Timo Werner hatte auch bei der Ehrenrunde nach dem erlösenden Fünf-Tore-Spektakel gegen Italien noch diesen schlurfenden Gang.
Nimm doch mal die Füße hoch, würden besorgte Teenager-Eltern bei diesem Anblick ihrem Filius sicher zurufen. Werner, 26, ist diesem Alter längst entwachsen und würde auch solch einer Kritik nun wieder besser begegnen können. Er kann ja leichtfüßig sprinten, er kann ja auch wieder Tore schießen.

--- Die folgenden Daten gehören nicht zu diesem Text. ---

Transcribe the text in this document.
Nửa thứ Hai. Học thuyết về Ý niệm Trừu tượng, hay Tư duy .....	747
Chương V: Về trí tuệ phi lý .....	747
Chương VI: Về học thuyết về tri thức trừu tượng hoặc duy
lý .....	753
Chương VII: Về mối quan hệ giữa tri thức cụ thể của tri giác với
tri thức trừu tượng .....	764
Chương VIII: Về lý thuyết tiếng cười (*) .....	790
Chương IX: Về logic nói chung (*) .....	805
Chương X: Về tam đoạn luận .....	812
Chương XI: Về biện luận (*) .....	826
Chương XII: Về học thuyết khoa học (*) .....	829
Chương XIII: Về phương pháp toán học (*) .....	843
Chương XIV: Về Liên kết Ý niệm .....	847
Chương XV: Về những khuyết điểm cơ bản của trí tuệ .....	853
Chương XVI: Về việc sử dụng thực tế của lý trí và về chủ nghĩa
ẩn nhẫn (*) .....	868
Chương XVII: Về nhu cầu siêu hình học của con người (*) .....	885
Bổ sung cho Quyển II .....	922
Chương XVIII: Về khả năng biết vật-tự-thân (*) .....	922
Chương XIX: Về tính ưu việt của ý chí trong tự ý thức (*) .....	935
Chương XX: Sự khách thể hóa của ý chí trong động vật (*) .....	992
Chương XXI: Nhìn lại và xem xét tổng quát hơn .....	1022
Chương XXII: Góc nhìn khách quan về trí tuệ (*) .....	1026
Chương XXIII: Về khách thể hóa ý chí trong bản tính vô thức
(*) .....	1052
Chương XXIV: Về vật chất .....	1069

«Tore sind immer gut für einen Stürmer. In meinem Fall doppelt und dreifach, wenn man nach jedem Spiel angezählt wird und in der Kritik steht», sagte der Fußball-Nationalspieler nach seinem Doppelpack beim 5:2-Kantersieg gegen den Europameister in Mönchengladbach im ZDF-Interview. Einen anerkennenden Klaps von Italiens Torwart-Hüne Gianluigi Donnarumma hatte er sich da schon abgeholt. «Wir freuen uns über den Timo», sagte Bundestrainer Hansi Flick.
Tore sichern Akzeptanz
Werner musste in den vergangenen Monaten für ein deutsches Dilemma herhalten. Den klassischen Neuner, den Brecher im Strafraum, hat der nationale Fußball nicht. Werner trägt die Neun auf dem Rücken. Er ist der offensive Platzhalter für eine Vakanz. Dass sein Spiel ein anderes ist, wird nur akzeptiert, wenn er Tore liefert.

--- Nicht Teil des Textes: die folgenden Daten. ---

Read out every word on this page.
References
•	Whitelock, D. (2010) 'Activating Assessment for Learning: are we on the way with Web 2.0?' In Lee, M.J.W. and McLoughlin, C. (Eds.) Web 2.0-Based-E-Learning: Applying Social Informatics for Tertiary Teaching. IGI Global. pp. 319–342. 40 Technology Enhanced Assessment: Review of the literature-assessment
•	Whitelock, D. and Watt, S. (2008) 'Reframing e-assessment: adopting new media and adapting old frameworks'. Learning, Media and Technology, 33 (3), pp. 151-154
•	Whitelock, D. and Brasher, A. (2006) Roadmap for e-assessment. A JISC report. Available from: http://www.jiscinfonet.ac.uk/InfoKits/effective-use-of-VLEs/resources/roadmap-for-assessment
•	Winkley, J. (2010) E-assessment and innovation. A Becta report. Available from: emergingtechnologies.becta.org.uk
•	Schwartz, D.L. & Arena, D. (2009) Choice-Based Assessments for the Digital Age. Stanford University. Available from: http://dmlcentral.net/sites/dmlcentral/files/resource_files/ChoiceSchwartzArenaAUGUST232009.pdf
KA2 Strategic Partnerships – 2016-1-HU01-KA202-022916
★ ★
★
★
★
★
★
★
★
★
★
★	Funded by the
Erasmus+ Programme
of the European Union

«Es ist wichtig, dass die Spieler ein Vertrauen spüren. Wir haben den Spielern das auch so vermittelt», sagte Flick über seine offensiven Sorgenkandidaten Werner, Leroy Sané und Serge Gnabry, die alle ihre persönliche Formkrise durch den Länderspiel-Viererpack der Nations League schleppten und gegen Italien alle aufsteigende Form erkennen ließen. Sané immerhin mit viel Engagement, der eingewechselte Gnabry mit zwei Torvorlagen.
Bilanz spricht Bände
Und Werner wieder als Vollstrecker, wenn auch mit Anlaufschwierigkeiten. Immer wieder war ein Raunen durch den Borussia-Park gegangen, wenn ihm vor seinem Doppelpack ein Ball versprang, eine Aktion misslang. Die Fans schwankten zwischen Ungeduld und Mitgefühl. Werner steht einfach immer unter besonderer Beobachtung.

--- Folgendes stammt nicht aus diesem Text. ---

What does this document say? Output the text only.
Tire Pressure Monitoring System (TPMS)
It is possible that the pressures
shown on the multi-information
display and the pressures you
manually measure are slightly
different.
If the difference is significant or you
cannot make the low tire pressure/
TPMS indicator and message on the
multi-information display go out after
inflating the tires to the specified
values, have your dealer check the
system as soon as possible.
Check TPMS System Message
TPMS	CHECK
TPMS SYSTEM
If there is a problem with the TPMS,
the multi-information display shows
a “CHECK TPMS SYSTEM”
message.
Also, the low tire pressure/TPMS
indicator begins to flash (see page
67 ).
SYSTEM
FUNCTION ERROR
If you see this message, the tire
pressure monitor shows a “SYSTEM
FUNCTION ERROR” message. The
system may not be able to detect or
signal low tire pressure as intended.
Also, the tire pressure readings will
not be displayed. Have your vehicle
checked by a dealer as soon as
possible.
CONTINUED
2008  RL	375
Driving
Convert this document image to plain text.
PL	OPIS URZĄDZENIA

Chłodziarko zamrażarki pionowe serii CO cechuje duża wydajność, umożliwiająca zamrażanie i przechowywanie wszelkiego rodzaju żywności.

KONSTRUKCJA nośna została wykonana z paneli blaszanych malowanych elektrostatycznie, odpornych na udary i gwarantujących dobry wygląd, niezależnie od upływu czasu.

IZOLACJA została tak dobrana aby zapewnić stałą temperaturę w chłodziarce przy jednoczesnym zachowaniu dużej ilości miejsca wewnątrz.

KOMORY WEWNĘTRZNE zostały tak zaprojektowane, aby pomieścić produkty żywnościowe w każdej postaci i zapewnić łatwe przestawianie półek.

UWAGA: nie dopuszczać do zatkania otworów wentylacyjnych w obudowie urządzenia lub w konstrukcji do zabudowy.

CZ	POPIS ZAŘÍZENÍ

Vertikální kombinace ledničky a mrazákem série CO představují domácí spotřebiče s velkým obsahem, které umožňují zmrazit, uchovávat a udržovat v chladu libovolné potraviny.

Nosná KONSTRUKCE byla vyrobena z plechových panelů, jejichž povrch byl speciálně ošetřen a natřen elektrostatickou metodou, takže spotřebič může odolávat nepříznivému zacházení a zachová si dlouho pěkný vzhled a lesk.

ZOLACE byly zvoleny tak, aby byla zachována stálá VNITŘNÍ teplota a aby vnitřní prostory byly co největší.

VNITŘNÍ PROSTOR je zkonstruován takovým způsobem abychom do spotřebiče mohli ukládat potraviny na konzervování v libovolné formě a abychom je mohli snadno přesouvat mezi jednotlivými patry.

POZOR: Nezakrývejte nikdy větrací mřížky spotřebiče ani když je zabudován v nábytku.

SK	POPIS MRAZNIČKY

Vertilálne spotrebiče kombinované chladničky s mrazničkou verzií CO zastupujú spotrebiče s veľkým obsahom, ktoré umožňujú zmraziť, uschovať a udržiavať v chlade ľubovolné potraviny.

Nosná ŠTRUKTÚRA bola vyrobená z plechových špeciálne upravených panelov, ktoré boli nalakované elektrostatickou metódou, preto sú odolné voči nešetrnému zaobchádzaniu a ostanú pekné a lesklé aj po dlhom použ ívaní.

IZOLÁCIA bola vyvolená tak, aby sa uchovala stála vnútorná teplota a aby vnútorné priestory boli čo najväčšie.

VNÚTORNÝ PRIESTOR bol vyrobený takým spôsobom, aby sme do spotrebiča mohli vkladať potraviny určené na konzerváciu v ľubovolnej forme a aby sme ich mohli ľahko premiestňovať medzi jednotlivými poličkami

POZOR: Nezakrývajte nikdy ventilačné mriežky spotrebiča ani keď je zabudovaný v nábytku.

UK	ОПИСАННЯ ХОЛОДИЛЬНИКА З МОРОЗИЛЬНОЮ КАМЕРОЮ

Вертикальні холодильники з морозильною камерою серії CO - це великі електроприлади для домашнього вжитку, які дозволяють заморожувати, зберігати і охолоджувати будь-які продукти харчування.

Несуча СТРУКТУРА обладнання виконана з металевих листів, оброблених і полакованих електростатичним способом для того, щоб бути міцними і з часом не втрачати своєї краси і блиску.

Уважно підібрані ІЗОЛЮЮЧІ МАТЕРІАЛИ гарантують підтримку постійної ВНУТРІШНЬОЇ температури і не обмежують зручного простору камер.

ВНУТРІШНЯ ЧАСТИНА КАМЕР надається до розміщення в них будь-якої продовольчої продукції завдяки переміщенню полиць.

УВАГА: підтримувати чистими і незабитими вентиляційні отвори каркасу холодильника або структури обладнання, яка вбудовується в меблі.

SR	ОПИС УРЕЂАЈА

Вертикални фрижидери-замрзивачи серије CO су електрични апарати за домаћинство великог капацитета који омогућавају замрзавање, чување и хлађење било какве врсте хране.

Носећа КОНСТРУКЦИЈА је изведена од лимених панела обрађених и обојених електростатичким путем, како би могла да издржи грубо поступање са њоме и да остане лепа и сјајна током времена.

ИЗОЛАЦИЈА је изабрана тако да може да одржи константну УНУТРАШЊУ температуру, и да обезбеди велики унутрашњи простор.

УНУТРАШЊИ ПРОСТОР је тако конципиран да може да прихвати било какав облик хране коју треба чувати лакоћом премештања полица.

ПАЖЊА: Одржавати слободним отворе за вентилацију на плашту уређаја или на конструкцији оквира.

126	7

Seine Bilanz unter Flick als Bundestrainer ist dennoch blendend. Acht Tore in elf Spielen. Keiner traf häufiger. Da gäbe es doch wenig zu mäkeln. Aber die vergangenen Monate waren zäh für den Schwaben. Beim FC Chelsea lief es gar nicht. Nur vier Saisontore beim Londoner Top-Club, meist im Schatten von DFB-Kumpel Kai Havertz, und auch im DFB-Trikot im WM-Jahr 2022 nur ein dürftiger Treffer gegen Israel.
«Dass ich gerade nicht der bin, der ich vor einiger Zeit noch war, ist vielleicht auch klar, nach den letzten Wochen und Monaten im Verein», gestand Werner. Ein bisschen Sommerleichtigkeit wird dem ehemaligen Leipziger gut tun. Noch ist nicht klar, ob er überhaupt bei Chelsea bleibt. Sein Vertrag dort läuft noch drei Jahre. Eine dauerhafte Einsatzperspektive wäre aber wichtig Richtung WM. «Es würde sich keiner beschweren, wenn die Topform im Oktober, November wieder kommen wird», sagte Werner.